La pulsion initie en chacun l’élan vers ce qui attire. La réflexion allie la perception de l’image au mouvement, pour initier un objectif, marquer le pas, développer une réponse, au besoin. La maintenance du souffle de vie émane des convenances qu’on protège et défend ainsi que des réticences qu’on démarque pour les éviter. Agirait-on ainsi finalement au pays des Cèdres comme la majeure partie de la population mondiale au quotidien: La poursuite du bonheur tout relatif de l’homme selon un ordre voulu, relationnel et social? Cependant, quand on discute entre libanais de la situation politique ou économique, nous écoutons souvent une intense mais tragique expression d’impuissance; verbale et gestuelle concernant l’état des choses. Il stagnerait dans un répétitif usé sans un brin de changement! Une avalanche de mots à chaque énonciation, entrecoupée de silences eux mêmes ponctués de mimiques ou de gestes interrogatifs dénués de crédibles motivations. Celà représente la gesticulation courante de nombreux citoyens et responsables. Le provisoire est devenu la norme d’une « vie » suspendue aux expectatives de tout genre. 

L’attente quasi permanente de l’inconnu -« min chouf chou bi sir »-va se substituer au vécu présent- » badna nchouf tay sir-« et à l »installation de repères cohérents. Depuis 1943 on ne va relater que la fierté du Pacte de coexistence sans le labeur nécessaire à une coexistence véritable. Nous avons tristement négligé une connaissance pragmatique du civisme, de la culture et de la religion des uns et des autres dans la pratique d’échanges véritablement respectueux des importantes différences. Néanmoins, le chaos interprétatif au gré de chaque « citoyen » va ne mener la volonté d’agir qu’à travers un océan de constats figés historiques malgré nos drames si actuels: Ils traduisent les impacts du riche passé biblique, des retombées de nos guerres civiles, des influences multiples et des dérèglements subis par les contextes, géopolitique et socio économique. Les accusations diffuses des gens vont coller à tout et à tous sans vraiment effleurer la conscience d’une responsabilité qu’ils vont finalement largement décider d’abandonner! A demander quel choix décider dans l’ici et le maintenant pour que ça change on  répond souvent implacablement: « C’est la fatalité des politiques adverses des uns et des autres et on n’y peut grand chose. »  

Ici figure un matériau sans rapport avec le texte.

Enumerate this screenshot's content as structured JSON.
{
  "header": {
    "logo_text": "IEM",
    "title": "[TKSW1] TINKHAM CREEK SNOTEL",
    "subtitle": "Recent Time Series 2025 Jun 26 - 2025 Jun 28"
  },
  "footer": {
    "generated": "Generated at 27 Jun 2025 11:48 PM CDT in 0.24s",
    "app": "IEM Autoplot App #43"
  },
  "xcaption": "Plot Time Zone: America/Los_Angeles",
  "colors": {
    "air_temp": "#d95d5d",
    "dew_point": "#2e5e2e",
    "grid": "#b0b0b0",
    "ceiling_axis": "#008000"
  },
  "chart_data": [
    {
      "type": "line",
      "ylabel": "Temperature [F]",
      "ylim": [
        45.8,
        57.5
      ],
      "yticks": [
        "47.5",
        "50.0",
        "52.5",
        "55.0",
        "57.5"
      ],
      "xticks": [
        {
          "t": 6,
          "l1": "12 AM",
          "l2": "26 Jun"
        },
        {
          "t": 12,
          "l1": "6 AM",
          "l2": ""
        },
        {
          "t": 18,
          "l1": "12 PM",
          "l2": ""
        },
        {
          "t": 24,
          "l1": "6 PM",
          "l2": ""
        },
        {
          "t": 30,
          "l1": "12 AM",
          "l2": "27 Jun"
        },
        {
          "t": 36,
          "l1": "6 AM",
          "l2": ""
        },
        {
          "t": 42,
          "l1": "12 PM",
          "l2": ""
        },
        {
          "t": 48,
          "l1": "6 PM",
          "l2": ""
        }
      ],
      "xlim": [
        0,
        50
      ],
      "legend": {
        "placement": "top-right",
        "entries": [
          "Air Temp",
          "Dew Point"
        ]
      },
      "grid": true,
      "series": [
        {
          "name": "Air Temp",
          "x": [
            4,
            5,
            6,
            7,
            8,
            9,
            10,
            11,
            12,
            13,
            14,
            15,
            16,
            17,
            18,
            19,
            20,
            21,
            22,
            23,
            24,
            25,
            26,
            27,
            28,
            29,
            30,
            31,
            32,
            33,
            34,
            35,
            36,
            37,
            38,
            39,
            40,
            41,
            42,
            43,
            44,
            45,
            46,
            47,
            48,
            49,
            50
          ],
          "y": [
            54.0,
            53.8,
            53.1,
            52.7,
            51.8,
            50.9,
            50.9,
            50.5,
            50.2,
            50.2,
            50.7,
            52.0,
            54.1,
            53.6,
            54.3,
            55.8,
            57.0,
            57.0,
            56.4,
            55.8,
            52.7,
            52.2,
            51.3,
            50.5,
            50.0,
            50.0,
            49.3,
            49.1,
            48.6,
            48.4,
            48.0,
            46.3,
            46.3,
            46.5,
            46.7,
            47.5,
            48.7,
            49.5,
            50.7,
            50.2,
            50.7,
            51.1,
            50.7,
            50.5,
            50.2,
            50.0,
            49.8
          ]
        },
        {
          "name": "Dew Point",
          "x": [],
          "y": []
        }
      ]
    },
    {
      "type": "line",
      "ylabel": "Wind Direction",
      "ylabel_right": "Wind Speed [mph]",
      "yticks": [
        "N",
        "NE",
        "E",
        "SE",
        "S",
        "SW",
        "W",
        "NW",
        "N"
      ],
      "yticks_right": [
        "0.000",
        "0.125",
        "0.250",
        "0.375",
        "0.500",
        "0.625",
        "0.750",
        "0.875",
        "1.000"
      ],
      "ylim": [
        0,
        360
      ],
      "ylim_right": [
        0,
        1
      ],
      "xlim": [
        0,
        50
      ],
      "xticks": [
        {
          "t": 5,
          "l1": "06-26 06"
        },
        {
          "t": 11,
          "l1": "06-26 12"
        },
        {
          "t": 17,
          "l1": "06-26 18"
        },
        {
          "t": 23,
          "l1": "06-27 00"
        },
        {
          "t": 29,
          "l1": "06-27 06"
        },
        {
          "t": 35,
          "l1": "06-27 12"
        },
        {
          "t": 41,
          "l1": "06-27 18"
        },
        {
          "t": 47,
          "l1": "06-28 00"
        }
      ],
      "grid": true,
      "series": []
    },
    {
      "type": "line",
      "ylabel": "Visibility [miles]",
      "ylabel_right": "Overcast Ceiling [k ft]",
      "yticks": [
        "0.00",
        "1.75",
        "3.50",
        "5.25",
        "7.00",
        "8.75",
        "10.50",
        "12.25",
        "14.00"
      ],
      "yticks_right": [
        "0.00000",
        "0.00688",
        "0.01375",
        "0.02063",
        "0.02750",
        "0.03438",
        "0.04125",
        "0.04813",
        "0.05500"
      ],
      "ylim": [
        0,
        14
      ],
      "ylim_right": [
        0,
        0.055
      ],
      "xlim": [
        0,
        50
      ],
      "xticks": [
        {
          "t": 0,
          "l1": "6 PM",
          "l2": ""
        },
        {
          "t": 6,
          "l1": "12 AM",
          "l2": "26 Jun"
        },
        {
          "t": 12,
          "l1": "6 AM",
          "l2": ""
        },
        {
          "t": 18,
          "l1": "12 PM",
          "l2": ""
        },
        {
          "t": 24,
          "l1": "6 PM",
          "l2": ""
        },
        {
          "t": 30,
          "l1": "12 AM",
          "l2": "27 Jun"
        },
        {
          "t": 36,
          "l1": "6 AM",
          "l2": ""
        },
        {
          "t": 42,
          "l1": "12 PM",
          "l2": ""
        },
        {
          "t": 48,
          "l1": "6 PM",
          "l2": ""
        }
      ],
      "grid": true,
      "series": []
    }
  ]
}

Regardons rien qu’un instant notre pauvre Liban et la réalité que nous constituons pour chaque attitude de déni. Va t-on sombrer ensemble en restant tributaires de cette léthargie et de notre immobilisme? Si oui jusqu’à quelle prochaine vague ou courant ? En sachant que nos vies et notre avenir sont en réel danger, ne rien faire que tourner en rond autour d’inconciliables intérêts et insouciances nous transformerait-il en des artisans de la mort lente de nos propres vies intérieures par l’anéantissement de tout élan vital ?!